A setorização espontânea das etnias no povoado aproximou fisicamente os colonizadores e propiciou a criação de sociedades étnicas que contemplavam alemães, italianos e poloneses. Em 1918 foi criada a “Sociedade de Marechal Joséj Pilzudski”, que reunia descendentes de poloneses. Ali logo funcionou um cinema mudo. Em 1924, os italianos organizaram uma sociedade de mútuo socorro, a “Societá Italiana di Mutuo Soccorso Principessa Mafalda”, uma das 64 existentes no estado à época. Em 1927, foi criada a sociedade alemã “Deutscher Verein Graf Von Spee” e, na linha 2, secção Suzana formou-se a “General Feldmarchal Von Hindenburg”.

Na década de 1920, no âmbito da colônia Barro, os chamados “engenhos de serra” às serrarias eram em número de sete para uma população de seis mil moradores. Esse número nos dão a dimensão da atividade exploratória da madeira no período. No povoado, a área reservada que ficou conhecida como “quadro da estação”, foi cenário característico.

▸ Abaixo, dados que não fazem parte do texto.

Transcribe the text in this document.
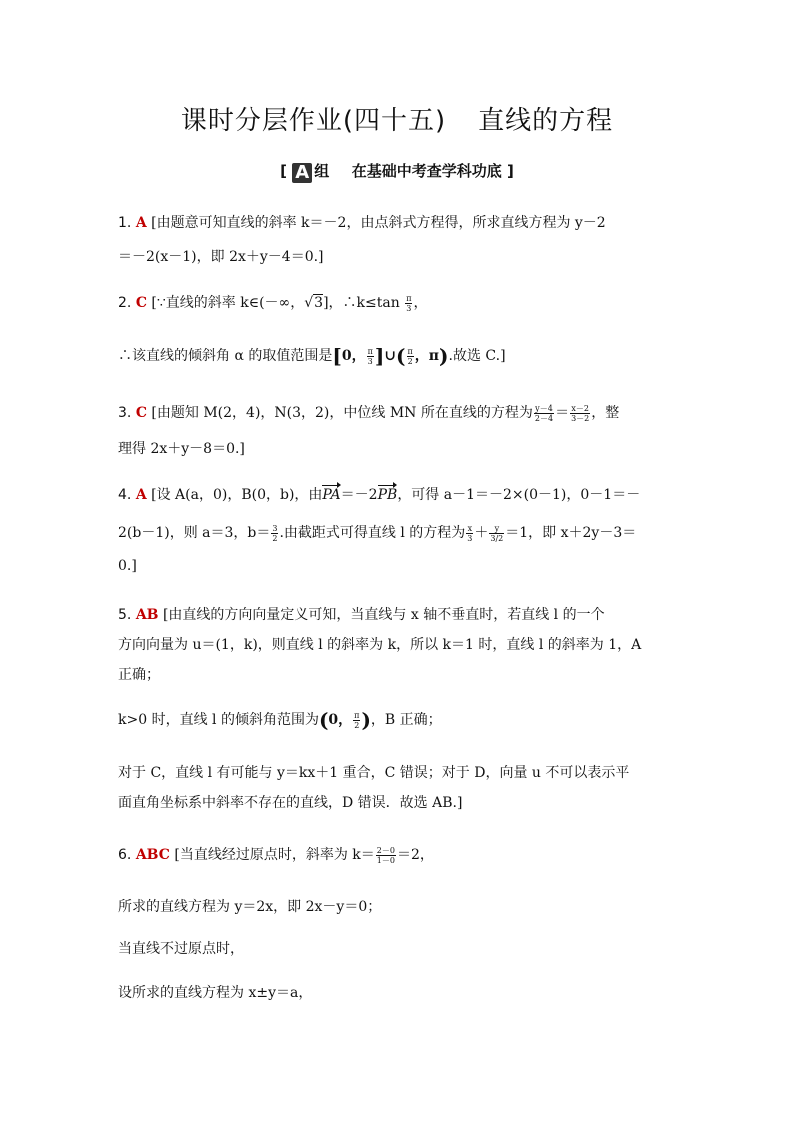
课时分层作业(四十五) 直线的方程
[ A 组 在基础中考查学科功底 ]
1. A [由题意可知直线的斜率 k＝－2，由点斜式方程得，所求直线方程为 y－2
＝－2(x－1)，即 2x＋y－4＝0.]
2. C [∵直线的斜率 k∈(－∞，√3]，∴k≤tan $\frac{\pi}{3}$ ，
∴该直线的倾斜角 α 的取值范围是[0， $\frac{\pi}{3}$ ]∪( $\frac{\pi}{2}$ ，π).故选 C.]
3. C [由题知 M(2，4)，N(3，2)，中位线 MN 所在直线的方程为 $\frac{y-4}{2-4} = \frac{x-2}{3-2}$ ，整
理得 2x＋y－8＝0.]
4. A [设 A(a，0)，B(0，b)，由PA＝－2PB，可得 a－1＝－2×(0－1)，0－1＝－
2(b－1)，则 a＝3，$b= \frac{3}{2}$ .由截距式可得直线 l 的方程为 $\frac{x}{3} + \frac{y}{3/2} =1$，即 x＋2y－3＝
0.]
5. AB [由直线的方向向量定义可知，当直线与 x 轴不垂直时，若直线 l 的一个
方向向量为 u＝(1，k)，则直线 l 的斜率为 k，所以 k＝1 时，直线 l 的斜率为 1，A
正确；
k>0 时，直线 l 的倾斜角范围为(0， $\frac{\pi}{2}$ )，B 正确；
对于 C，直线 l 有可能与 y＝kx＋1 重合，C 错误；对于 D，向量 u 不可以表示平
面直角坐标系中斜率不存在的直线，D 错误．故选 AB.]
6. ABC [当直线经过原点时，斜率为 $k= \frac{2-0}{1-0} =2$，
所求的直线方程为 y＝2x，即 2x－y＝0；
当直线不过原点时，
设所求的直线方程为 x±y＝a，
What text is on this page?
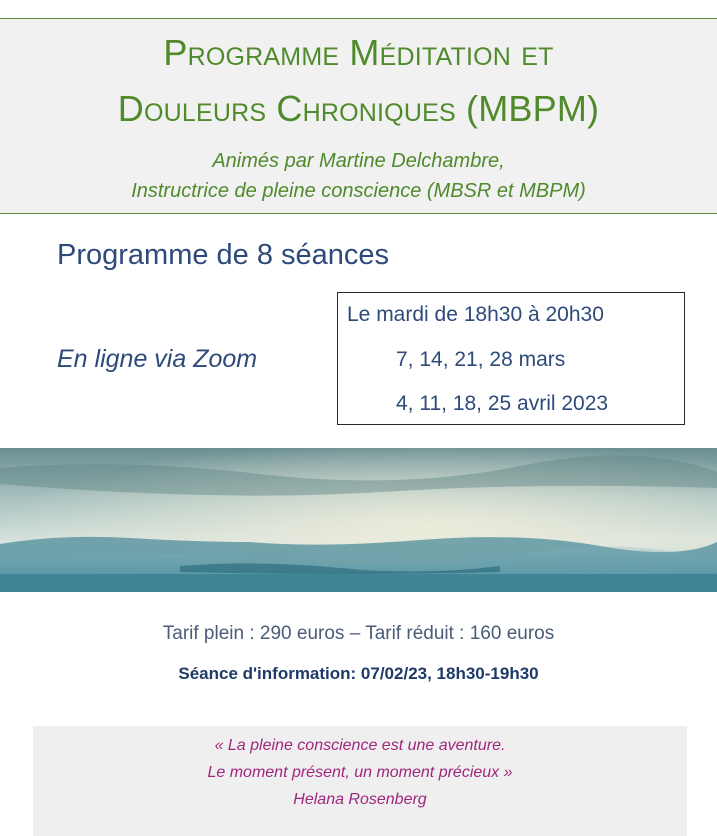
Programme Méditation et
Douleurs Chroniques (MBPM)
Animés par Martine Delchambre,
Instructrice de pleine conscience (MBSR et MBPM)
Programme de 8 séances
En ligne via Zoom
Le mardi de 18h30 à 20h30
7, 14, 21, 28 mars
4, 11, 18, 25 avril 2023
Tarif plein : 290 euros – Tarif réduit : 160 euros
Séance d'information: 07/02/23, 18h30-19h30
« La pleine conscience est une aventure.
Le moment présent, un moment précieux »
Helana Rosenberg
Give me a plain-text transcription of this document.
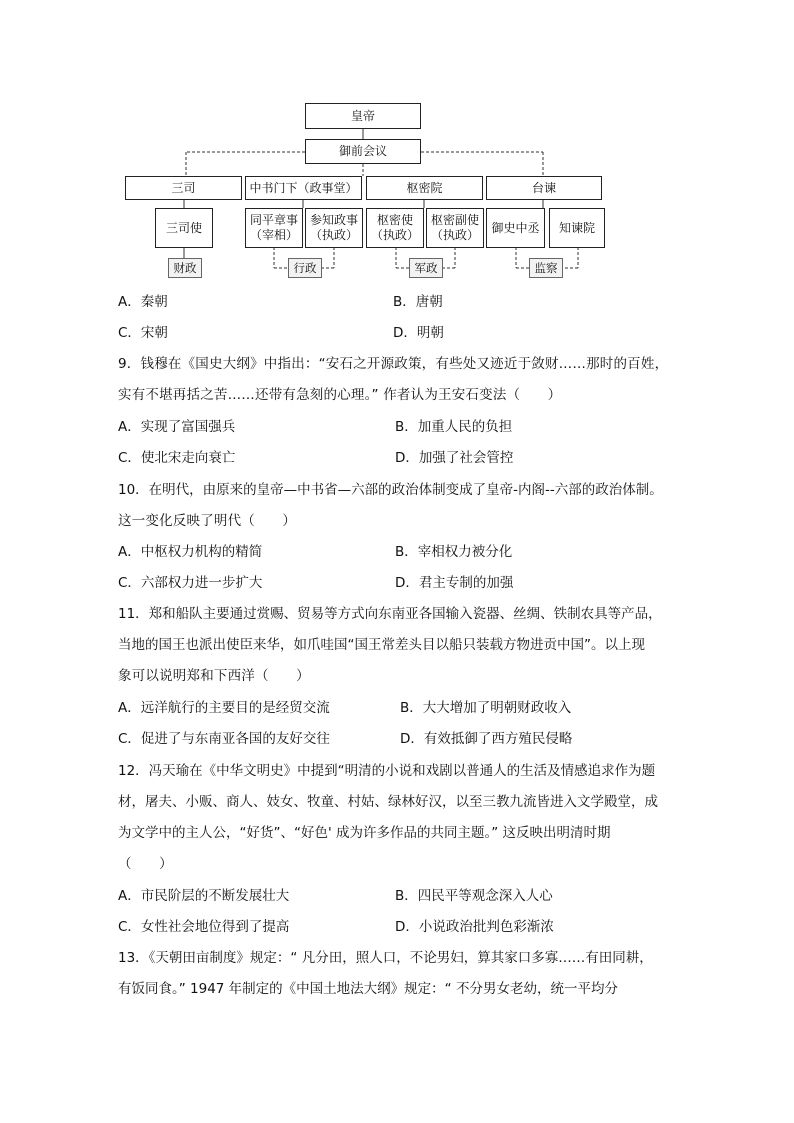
皇帝
御前会议
三司	中书门下（政事堂）	枢密院	台谏
三司使
同平章事
（宰相）
参知政事
（执政）
枢密使
（执政）
枢密副使
（执政）
御史中丞	知谏院
财政	行政	军政	监察
A．秦朝	B．唐朝
C．宋朝	D．明朝
9．钱穆在《国史大纲》中指出：“安石之开源政策，有些处又迹近于敛财……那时的百姓，
实有不堪再括之苦……还带有急刻的心理。” 作者认为王安石变法（　　）
A．实现了富国强兵	B．加重人民的负担
C．使北宋走向衰亡	D．加强了社会管控
10．在明代，由原来的皇帝—中书省—六部的政治体制变成了皇帝-内阁--六部的政治体制。
这一变化反映了明代（　　）
A．中枢权力机构的精简	B．宰相权力被分化
C．六部权力进一步扩大	D．君主专制的加强
11．郑和船队主要通过赏赐、贸易等方式向东南亚各国输入瓷器、丝绸、铁制农具等产品，
当地的国王也派出使臣来华，如爪哇国“国王常差头目以船只装载方物进贡中国”。以上现
象可以说明郑和下西洋（　　）
A．远洋航行的主要目的是经贸交流	B．大大增加了明朝财政收入
C．促进了与东南亚各国的友好交往	D．有效抵御了西方殖民侵略
12．冯天瑜在《中华文明史》中提到“明清的小说和戏剧以普通人的生活及情感追求作为题
材，屠夫、小贩、商人、妓女、牧童、村姑、绿林好汉，以至三教九流皆进入文学殿堂，成
为文学中的主人公，“好货”、“好色' 成为许多作品的共同主题。” 这反映出明清时期
（　　）
A．市民阶层的不断发展壮大	B．四民平等观念深入人心
C．女性社会地位得到了提高	D．小说政治批判色彩渐浓
13．《天朝田亩制度》规定：“ 凡分田，照人口，不论男妇，算其家口多寡……有田同耕，
有饭同食。” 1947 年制定的《中国土地法大纲》规定：“ 不分男女老幼，统一平均分
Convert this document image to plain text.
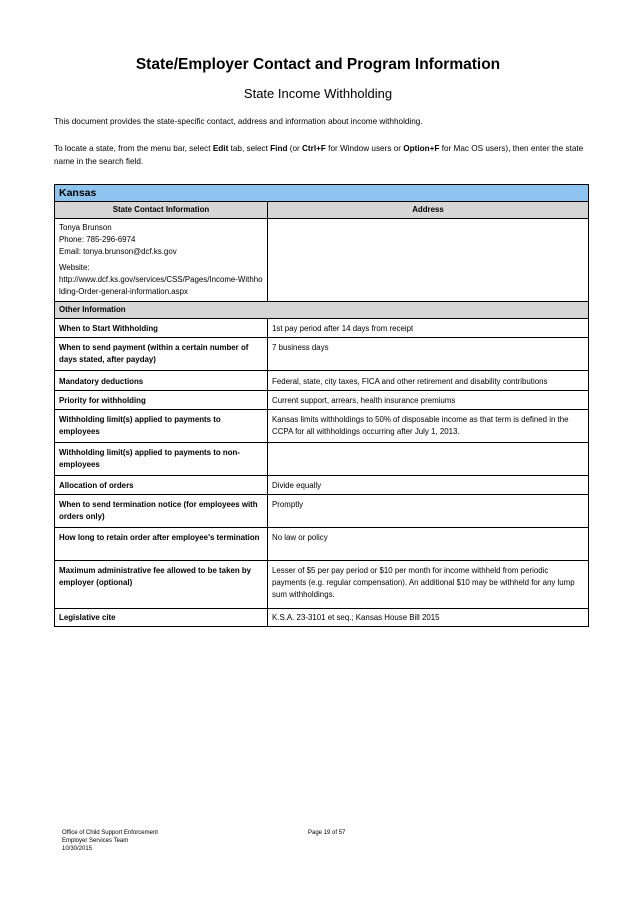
State/Employer Contact and Program Information
State Income Withholding
This document provides the state-specific contact, address and information about income withholding.
To locate a state, from the menu bar, select Edit tab, select Find (or Ctrl+F for Window users or Option+F for Mac OS users), then enter the state name in the search field.
Kansas	
State Contact Information	Address

Tonya Brunson
Phone: 785-296-6974
Email: tonya.brunson@dcf.ks.gov
Website:
http://www.dcf.ks.gov/services/CSS/Pages/Income-Withholding-Order-general-information.aspx	

Other Information	
When to Start Withholding	1st pay period after 14 days from receipt
When to send payment (within a certain number of days stated, after payday)	7 business days
Mandatory deductions	Federal, state, city taxes, FICA and other retirement and disability contributions
Priority for withholding	Current support, arrears, health insurance premiums
Withholding limit(s) applied to payments to employees	Kansas limits withholdings to 50% of disposable income as that term is defined in the CCPA for all withholdings occurring after July 1, 2013.
Withholding limit(s) applied to payments to non-employees	
Allocation of orders	Divide equally
When to send termination notice (for employees with orders only)	Promptly
How long to retain order after employee's termination	No law or policy
Maximum administrative fee allowed to be taken by employer (optional)	Lesser of $5 per pay period or $10 per month for income withheld from periodic payments (e.g. regular compensation). An additional $10 may be withheld for any lump sum withholdings.
Legislative cite	K.S.A. 23-3101 et seq.; Kansas House Bill 2015
Office of Child Support Enforcement
Employer Services Team
10/30/2015
Page 19 of 57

Na constituição do povoado Barro, tanto quanto nas demais regiões de colonização, os comerciantes criaram o espaço de negócios, de sociabilidade, de conchavos políticos, de lazer, de informações que recebiam dos caixeiros-viajantes e que passavam aos fregueses.  Eles foram o elo de ligação de inúmeros processos econômicos, culturais, e motivadores da relação com o mundo externo à colônia.

A localização das casas comerciais o mais próximo possível da estação ferroviária configurou o perfil do povoado Barro. Situados logisticamente, possibilitavam que os colonos descarregassem sua produção, carregassem as compras, esperassem o sino avisar sobre a proximidade do trem e fossem até a estação. Muitas correspondências, telegramas e encomendas eram buscadas ou enviadas diretamente na estação.